Le management commence par la rédaction de fiches de poste, nécessairement évolutives, préalable à une véritable démarche d’évaluation située à des années-lumière de la procédure de notation encore en vigueur dans la fonction publique d’État. Annuel (et complémentaire de discussions trimestrielles sur les objectifs), l’entretien d’évaluation doit porter sur le degré de réalisation des objectifs, sur la qualité autant que sur la quantité de travail effectué, sur les forces et les faiblesses de chaque agent et ses besoins de formation. Il servira de base à une éventuelle promotion. Loin de constituer un jugement à sens unique, l’entretien d’évaluation doit aussi amener l’évaluateur à se remettre en cause : dans quelle mesure a-t-il fourni à l’évalué les moyens matériels indispensables à la réussite de sa mission ? A-t-il réuni les meilleures équipes ?
Les ressources humaines sont une des composantes majeures du problème des ressources documentaires. La solution passe par la formation, l’élargissement et l’enrichissement des tâches et – on y revient toujours – par la constitution d’équipes (teams). Animée par un « facilitateur », l’équipe se concentre sur les résultats plutôt que sur la manière d’y parvenir. Assemblage de talents complémentaires, elle évite d’édicter trop de règles de procédure. Reposant sur un leadership fort, elle implique de décentraliser les responsabilités et ne peut s’envisager ailleurs que dans un environnement propice aux innovations. Quelques règles de bon sens sont requises pour animer une équipe :
– on peut féliciter un agent devant ses collègues, mais on ne doit le critiquer qu’en tête à tête ;
– éviter de faire des montagnes du moindre incident ;
– ne pas permettre que les conflits de personnes gênent la réalisation des objectifs ;
– ne jamais se mettre en colère (sinon une colère froide) ;
– ne pas interrompre un agent quand il répond à vos questions ;
– enfin, un peu de stress favorise la productivité, le plus difficile étant sans doute de trouver la juste mesure !
On ne sera pas surpris d’apprendre que la motivation est le moteur de la réussite ni qu’elle repose d’abord sur la nature du travail, suivie par le type d’organisation et les perspectives d’évolution de carrière. Les récompenses d’ordre financier figurent en bas de liste.
Le budget
Le budget est un outil de pilotage pour la bibliothèque : on recensera les activités correspondant à chacune des missions de la bibliothèque, puis les produits et services résultant de ces différentes activités. On évaluera le temps nécessaire à leur production puis leur coût.
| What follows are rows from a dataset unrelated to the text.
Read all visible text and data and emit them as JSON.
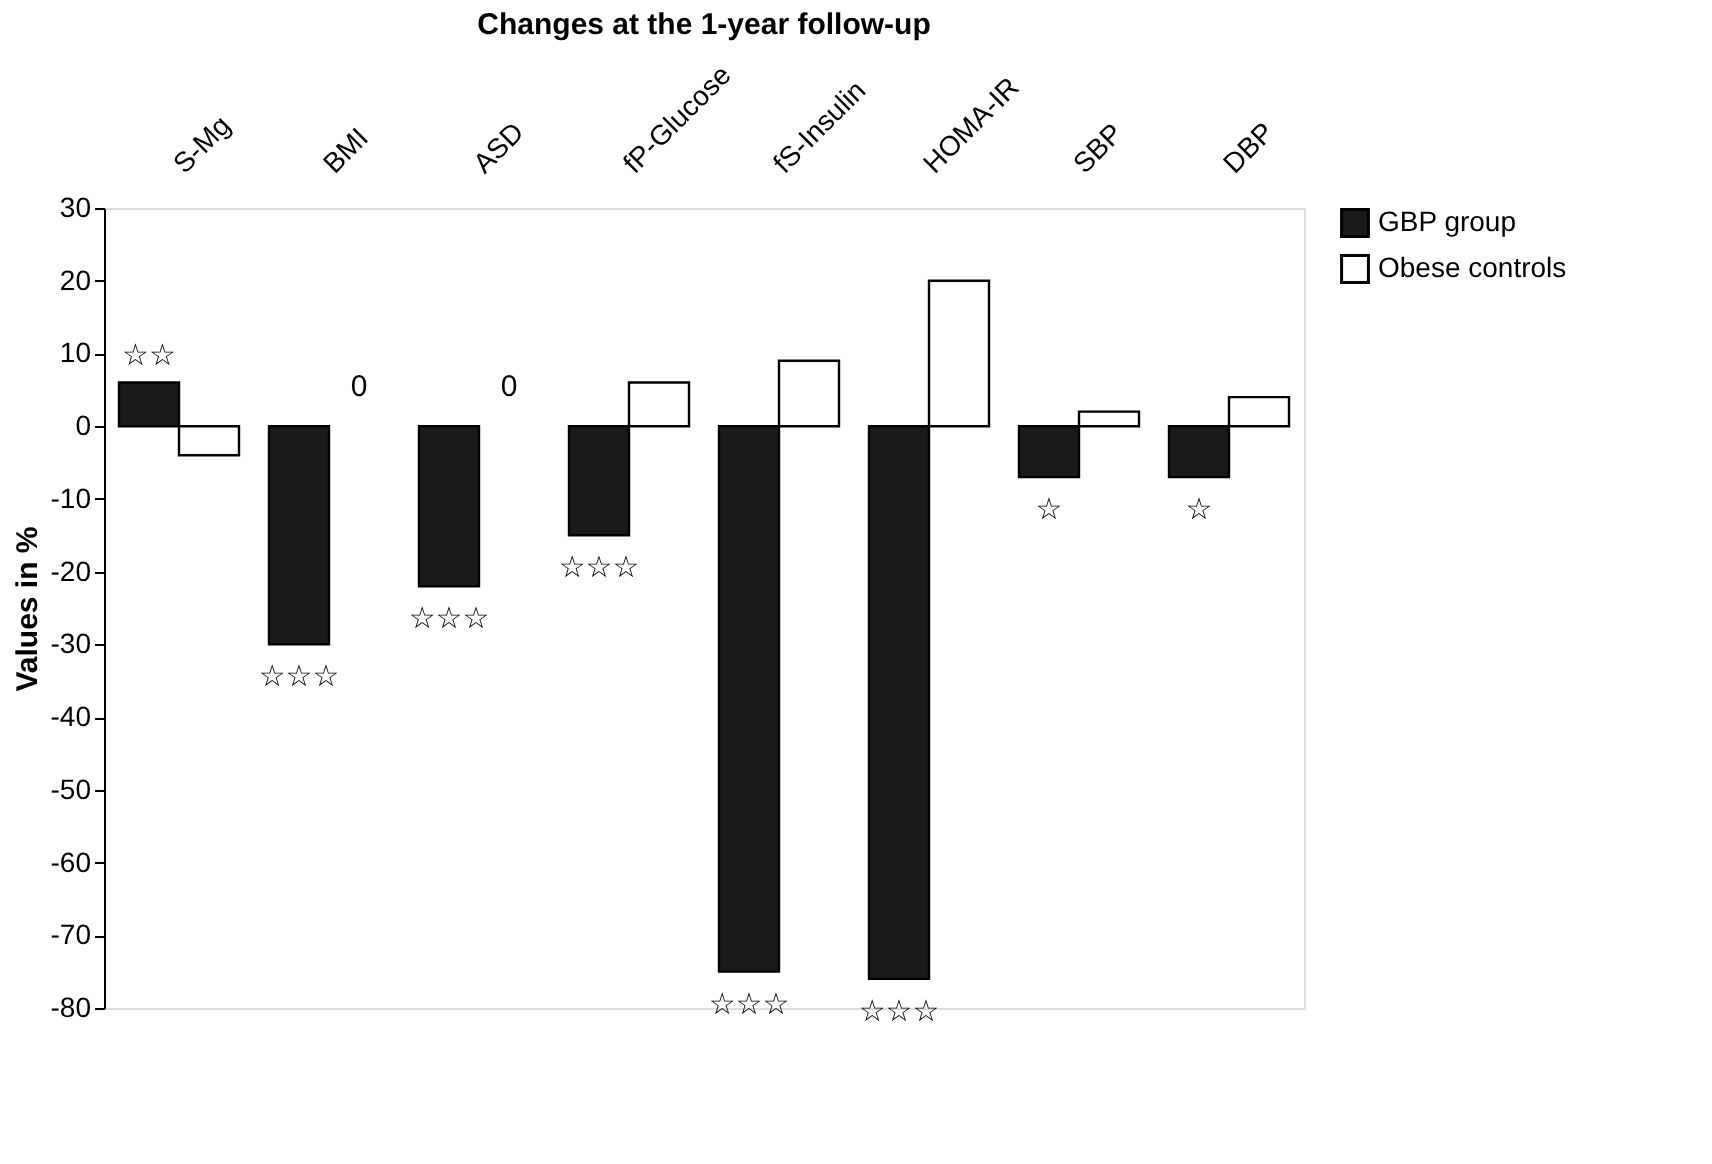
{
  "chart_data": {
    "type": "bar",
    "title": "Changes at the 1-year follow-up",
    "ylabel": "Values in %",
    "categories": [
      "S-Mg",
      "BMI",
      "ASD",
      "fP-Glucose",
      "fS-Insulin",
      "HOMA-IR",
      "SBP",
      "DBP"
    ],
    "series": [
      {
        "name": "GBP group",
        "color": "#1a1a1a",
        "values": [
          6,
          -30,
          -22,
          -15,
          -75,
          -76,
          -7,
          -7
        ]
      },
      {
        "name": "Obese controls",
        "color": "#ffffff",
        "values": [
          -4,
          0,
          0,
          6,
          9,
          20,
          2,
          4
        ],
        "value_labels": [
          null,
          "0",
          "0",
          null,
          null,
          null,
          null,
          null
        ]
      }
    ],
    "ylim": [
      -80,
      30
    ],
    "yticks": [
      30,
      20,
      10,
      0,
      -10,
      -20,
      -30,
      -40,
      -50,
      -60,
      -70,
      -80
    ],
    "grid": false,
    "legend": "right",
    "annotations": [
      "☆☆",
      "☆☆☆",
      "☆☆☆",
      "☆☆☆",
      "☆☆☆",
      "☆☆☆",
      "☆",
      "☆"
    ]
  }
}
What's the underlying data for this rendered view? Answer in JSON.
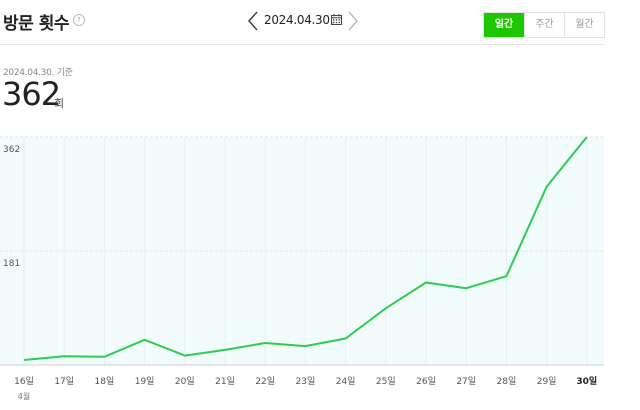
{
  "header": {
    "title": "방문 횟수",
    "help_glyph": "?",
    "date": "2024.04.30.",
    "tabs": [
      {
        "label": "일간",
        "active": true
      },
      {
        "label": "주간",
        "active": false
      },
      {
        "label": "월간",
        "active": false
      }
    ]
  },
  "summary": {
    "reference": "2024.04.30. 기준",
    "value": "362",
    "unit": "회"
  },
  "colors": {
    "accent": "#1ec800",
    "line": "#2ecc4f",
    "fill": "#f3fcfd"
  },
  "chart_data": {
    "type": "line",
    "x": [
      "16일",
      "17일",
      "18일",
      "19일",
      "20일",
      "21일",
      "22일",
      "23일",
      "24일",
      "25일",
      "26일",
      "27일",
      "28일",
      "29일",
      "30일"
    ],
    "x_sub": "4월",
    "highlight_index": 14,
    "series": [
      {
        "values": [
          8,
          14,
          13,
          40,
          15,
          24,
          35,
          30,
          42,
          90,
          131,
          122,
          141,
          283,
          362
        ]
      }
    ],
    "ylim": [
      0,
      362
    ],
    "y_ticks": [
      181,
      362
    ],
    "y_tick_labels": [
      "181",
      "362"
    ],
    "grid": true
  }
}
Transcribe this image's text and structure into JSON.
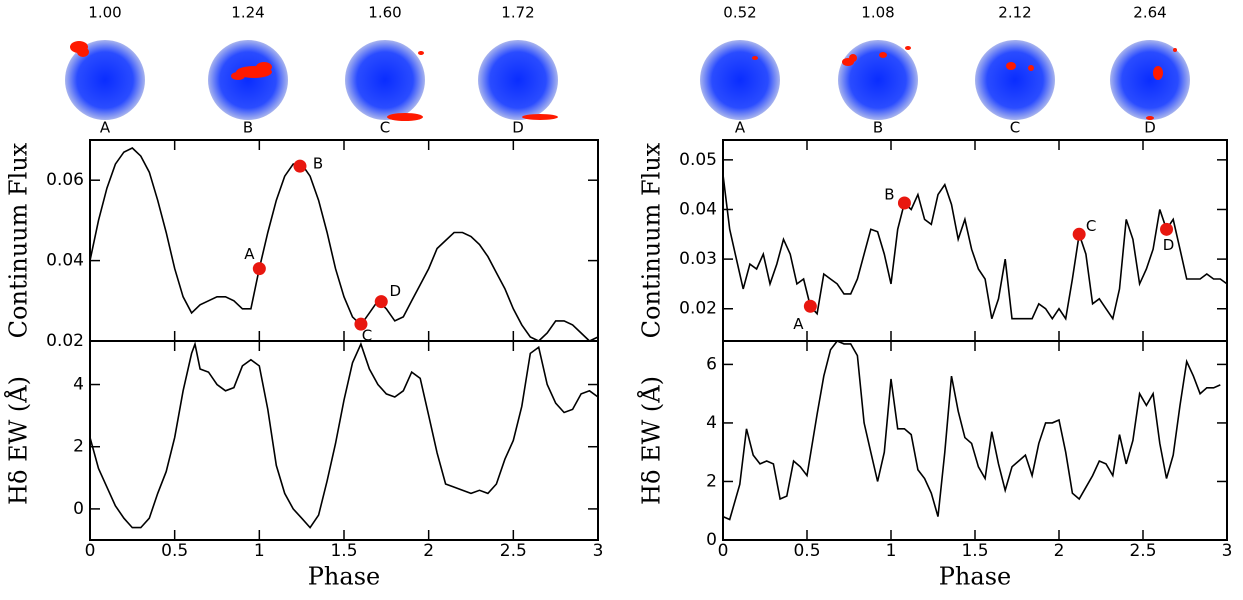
{
  "chart_data": [
    {
      "type": "line",
      "ylabel": "Continuum Flux",
      "color": "#000000",
      "xlim": [
        0,
        3
      ],
      "xticks": [
        0,
        0.5,
        1,
        1.5,
        2,
        2.5,
        3
      ],
      "ylim": [
        0.02,
        0.07
      ],
      "yticks": [
        0.02,
        0.04,
        0.06
      ],
      "x": [
        0,
        0.05,
        0.1,
        0.15,
        0.2,
        0.25,
        0.3,
        0.35,
        0.4,
        0.45,
        0.5,
        0.55,
        0.6,
        0.65,
        0.7,
        0.75,
        0.8,
        0.85,
        0.9,
        0.95,
        1.0,
        1.05,
        1.1,
        1.15,
        1.2,
        1.25,
        1.3,
        1.35,
        1.4,
        1.45,
        1.5,
        1.55,
        1.6,
        1.65,
        1.7,
        1.75,
        1.8,
        1.85,
        1.9,
        1.95,
        2.0,
        2.05,
        2.1,
        2.15,
        2.2,
        2.25,
        2.3,
        2.35,
        2.4,
        2.45,
        2.5,
        2.55,
        2.6,
        2.65,
        2.7,
        2.75,
        2.8,
        2.85,
        2.9,
        2.95,
        3.0
      ],
      "values": [
        0.04,
        0.05,
        0.058,
        0.064,
        0.067,
        0.068,
        0.066,
        0.062,
        0.055,
        0.047,
        0.038,
        0.031,
        0.027,
        0.029,
        0.03,
        0.031,
        0.031,
        0.03,
        0.028,
        0.028,
        0.038,
        0.047,
        0.055,
        0.061,
        0.064,
        0.064,
        0.061,
        0.055,
        0.047,
        0.038,
        0.031,
        0.026,
        0.024,
        0.027,
        0.03,
        0.028,
        0.025,
        0.026,
        0.03,
        0.034,
        0.038,
        0.043,
        0.045,
        0.047,
        0.047,
        0.046,
        0.044,
        0.041,
        0.037,
        0.033,
        0.028,
        0.024,
        0.021,
        0.02,
        0.022,
        0.025,
        0.025,
        0.024,
        0.022,
        0.02,
        0.021
      ],
      "highlights": {
        "color": "#e8170f",
        "labels": [
          "A",
          "B",
          "C",
          "D"
        ],
        "x": [
          1.0,
          1.24,
          1.6,
          1.72
        ],
        "values": [
          0.038,
          0.0635,
          0.0242,
          0.0298
        ]
      },
      "maps": {
        "phases": [
          "1.00",
          "1.24",
          "1.60",
          "1.72"
        ],
        "labels": [
          "A",
          "B",
          "C",
          "D"
        ]
      }
    },
    {
      "type": "line",
      "ylabel": "Hδ EW  (Å)",
      "xlabel": "Phase",
      "color": "#000000",
      "xlim": [
        0,
        3
      ],
      "xticks": [
        0,
        0.5,
        1,
        1.5,
        2,
        2.5,
        3
      ],
      "ylim": [
        -1,
        5.4
      ],
      "yticks": [
        0,
        2,
        4
      ],
      "x": [
        0,
        0.05,
        0.1,
        0.15,
        0.2,
        0.25,
        0.3,
        0.35,
        0.4,
        0.45,
        0.5,
        0.55,
        0.6,
        0.62,
        0.65,
        0.7,
        0.75,
        0.8,
        0.85,
        0.9,
        0.95,
        1.0,
        1.05,
        1.1,
        1.15,
        1.2,
        1.25,
        1.3,
        1.35,
        1.4,
        1.45,
        1.5,
        1.55,
        1.6,
        1.65,
        1.7,
        1.75,
        1.8,
        1.85,
        1.9,
        1.95,
        2.0,
        2.05,
        2.1,
        2.15,
        2.2,
        2.25,
        2.3,
        2.35,
        2.4,
        2.45,
        2.5,
        2.55,
        2.6,
        2.65,
        2.7,
        2.75,
        2.8,
        2.85,
        2.9,
        2.95,
        3.0
      ],
      "values": [
        2.3,
        1.3,
        0.7,
        0.1,
        -0.3,
        -0.6,
        -0.6,
        -0.3,
        0.5,
        1.2,
        2.3,
        3.8,
        5.0,
        5.3,
        4.5,
        4.4,
        4.0,
        3.8,
        3.9,
        4.6,
        4.8,
        4.6,
        3.2,
        1.4,
        0.5,
        0.0,
        -0.3,
        -0.6,
        -0.2,
        0.9,
        2.1,
        3.5,
        4.7,
        5.3,
        4.5,
        4.0,
        3.7,
        3.6,
        3.8,
        4.4,
        4.2,
        3.0,
        1.8,
        0.8,
        0.7,
        0.6,
        0.5,
        0.6,
        0.5,
        0.8,
        1.6,
        2.2,
        3.3,
        5.0,
        5.2,
        4.0,
        3.4,
        3.1,
        3.2,
        3.7,
        3.8,
        3.6
      ]
    },
    {
      "type": "line",
      "ylabel": "Continuum Flux",
      "color": "#000000",
      "xlim": [
        0,
        3
      ],
      "xticks": [
        0,
        0.5,
        1,
        1.5,
        2,
        2.5,
        3
      ],
      "ylim": [
        0.0135,
        0.054
      ],
      "yticks": [
        0.02,
        0.03,
        0.04,
        0.05
      ],
      "x": [
        0,
        0.04,
        0.08,
        0.12,
        0.16,
        0.2,
        0.24,
        0.28,
        0.32,
        0.36,
        0.4,
        0.44,
        0.48,
        0.52,
        0.56,
        0.6,
        0.64,
        0.68,
        0.72,
        0.76,
        0.8,
        0.84,
        0.88,
        0.92,
        0.96,
        1.0,
        1.04,
        1.08,
        1.12,
        1.16,
        1.2,
        1.24,
        1.28,
        1.32,
        1.36,
        1.4,
        1.44,
        1.48,
        1.52,
        1.56,
        1.6,
        1.64,
        1.68,
        1.72,
        1.76,
        1.8,
        1.84,
        1.88,
        1.92,
        1.96,
        2.0,
        2.04,
        2.08,
        2.12,
        2.16,
        2.2,
        2.24,
        2.28,
        2.32,
        2.36,
        2.4,
        2.44,
        2.48,
        2.52,
        2.56,
        2.6,
        2.64,
        2.68,
        2.72,
        2.76,
        2.8,
        2.84,
        2.88,
        2.92,
        2.96,
        3.0
      ],
      "values": [
        0.047,
        0.036,
        0.03,
        0.024,
        0.029,
        0.028,
        0.031,
        0.025,
        0.029,
        0.034,
        0.031,
        0.025,
        0.026,
        0.0205,
        0.019,
        0.027,
        0.026,
        0.025,
        0.023,
        0.023,
        0.026,
        0.031,
        0.036,
        0.0355,
        0.031,
        0.025,
        0.036,
        0.0413,
        0.04,
        0.043,
        0.038,
        0.037,
        0.043,
        0.045,
        0.041,
        0.034,
        0.038,
        0.032,
        0.028,
        0.026,
        0.018,
        0.022,
        0.03,
        0.018,
        0.018,
        0.018,
        0.018,
        0.021,
        0.02,
        0.018,
        0.02,
        0.018,
        0.026,
        0.035,
        0.031,
        0.021,
        0.022,
        0.02,
        0.018,
        0.024,
        0.038,
        0.034,
        0.025,
        0.028,
        0.032,
        0.04,
        0.036,
        0.038,
        0.032,
        0.026,
        0.026,
        0.026,
        0.027,
        0.026,
        0.026,
        0.025
      ],
      "highlights": {
        "color": "#e8170f",
        "labels": [
          "A",
          "B",
          "C",
          "D"
        ],
        "x": [
          0.52,
          1.08,
          2.12,
          2.64
        ],
        "values": [
          0.0205,
          0.0413,
          0.035,
          0.036
        ]
      },
      "maps": {
        "phases": [
          "0.52",
          "1.08",
          "2.12",
          "2.64"
        ],
        "labels": [
          "A",
          "B",
          "C",
          "D"
        ]
      }
    },
    {
      "type": "line",
      "ylabel": "Hδ EW  (Å)",
      "xlabel": "Phase",
      "color": "#000000",
      "xlim": [
        0,
        3
      ],
      "xticks": [
        0,
        0.5,
        1,
        1.5,
        2,
        2.5,
        3
      ],
      "ylim": [
        0,
        6.8
      ],
      "yticks": [
        0,
        2,
        4,
        6
      ],
      "x": [
        0,
        0.04,
        0.1,
        0.14,
        0.18,
        0.22,
        0.26,
        0.3,
        0.34,
        0.38,
        0.42,
        0.46,
        0.5,
        0.56,
        0.6,
        0.64,
        0.68,
        0.72,
        0.76,
        0.8,
        0.84,
        0.88,
        0.92,
        0.96,
        1.0,
        1.04,
        1.08,
        1.12,
        1.16,
        1.2,
        1.24,
        1.28,
        1.32,
        1.36,
        1.4,
        1.44,
        1.48,
        1.52,
        1.56,
        1.6,
        1.64,
        1.68,
        1.72,
        1.76,
        1.8,
        1.84,
        1.88,
        1.92,
        1.96,
        2.0,
        2.04,
        2.08,
        2.12,
        2.16,
        2.2,
        2.24,
        2.28,
        2.32,
        2.36,
        2.4,
        2.44,
        2.48,
        2.52,
        2.56,
        2.6,
        2.64,
        2.68,
        2.72,
        2.76,
        2.8,
        2.84,
        2.88,
        2.92,
        2.96
      ],
      "values": [
        0.8,
        0.7,
        1.9,
        3.8,
        2.9,
        2.6,
        2.7,
        2.6,
        1.4,
        1.5,
        2.7,
        2.5,
        2.2,
        4.3,
        5.6,
        6.5,
        6.8,
        6.7,
        6.7,
        6.3,
        4.0,
        3.0,
        2.0,
        3.0,
        5.5,
        3.8,
        3.8,
        3.6,
        2.4,
        2.1,
        1.6,
        0.8,
        3.0,
        5.6,
        4.4,
        3.5,
        3.3,
        2.5,
        2.1,
        3.7,
        2.6,
        1.7,
        2.5,
        2.7,
        2.9,
        2.2,
        3.3,
        4.0,
        4.0,
        4.1,
        3.0,
        1.6,
        1.4,
        1.8,
        2.2,
        2.7,
        2.6,
        2.2,
        3.6,
        2.6,
        3.4,
        5.0,
        4.6,
        5.0,
        3.3,
        2.1,
        2.9,
        4.6,
        6.1,
        5.6,
        5.0,
        5.2,
        5.2,
        5.3
      ]
    }
  ]
}
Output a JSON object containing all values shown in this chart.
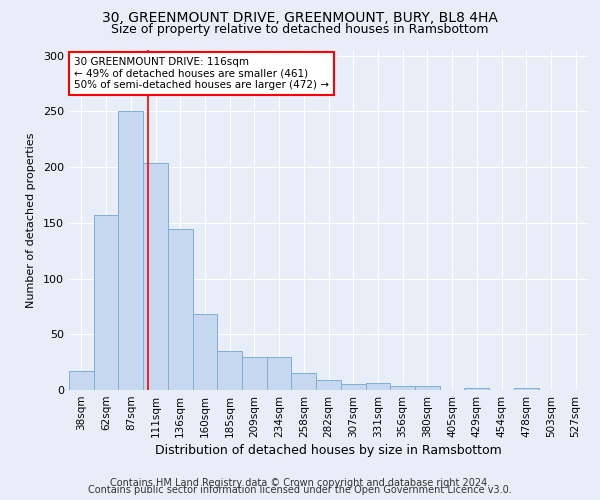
{
  "title1": "30, GREENMOUNT DRIVE, GREENMOUNT, BURY, BL8 4HA",
  "title2": "Size of property relative to detached houses in Ramsbottom",
  "xlabel": "Distribution of detached houses by size in Ramsbottom",
  "ylabel": "Number of detached properties",
  "footer1": "Contains HM Land Registry data © Crown copyright and database right 2024.",
  "footer2": "Contains public sector information licensed under the Open Government Licence v3.0.",
  "bin_labels": [
    "38sqm",
    "62sqm",
    "87sqm",
    "111sqm",
    "136sqm",
    "160sqm",
    "185sqm",
    "209sqm",
    "234sqm",
    "258sqm",
    "282sqm",
    "307sqm",
    "331sqm",
    "356sqm",
    "380sqm",
    "405sqm",
    "429sqm",
    "454sqm",
    "478sqm",
    "503sqm",
    "527sqm"
  ],
  "bar_values": [
    17,
    157,
    250,
    204,
    144,
    68,
    35,
    30,
    30,
    15,
    9,
    5,
    6,
    4,
    4,
    0,
    2,
    0,
    2,
    0,
    0
  ],
  "bar_color": "#c5d8f0",
  "bar_edge_color": "#7fafd4",
  "annotation_text": "30 GREENMOUNT DRIVE: 116sqm\n← 49% of detached houses are smaller (461)\n50% of semi-detached houses are larger (472) →",
  "annotation_box_color": "white",
  "annotation_box_edge_color": "red",
  "vline_color": "red",
  "ylim": [
    0,
    305
  ],
  "background_color": "#e8eef8",
  "grid_color": "#ffffff",
  "title1_fontsize": 10,
  "title2_fontsize": 9,
  "xlabel_fontsize": 9,
  "ylabel_fontsize": 8,
  "footer_fontsize": 7,
  "tick_fontsize": 7.5,
  "annot_fontsize": 7.5
}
Cette analyse est instructive : elle permettra de dire immédiatement si le coût des services documentaires proposés correspond à leur valeur réelle. Il faut se poser la question suivante : « Si je devais acheter ce service, estimerais-je qu’il vaut le prix indiqué par mon analyse ? ». Cette réflexion doit permettre de se débarrasser de ce que les Anglo-saxons appellent « les vaches sacrées » et d’envisager l’externalisation des activités qui reviennent trop cher en interne. Démarche taboue s’il en est, mais dont l’objectif est de se recentrer sur des activités stratégiquement plus importantes pour la bibliothèque. Mais, comme le soulignait un des participants, où s’arrêter ? Le risque n’est-il pas de voir un jour externaliser toute l’activité de la bibliothèque ?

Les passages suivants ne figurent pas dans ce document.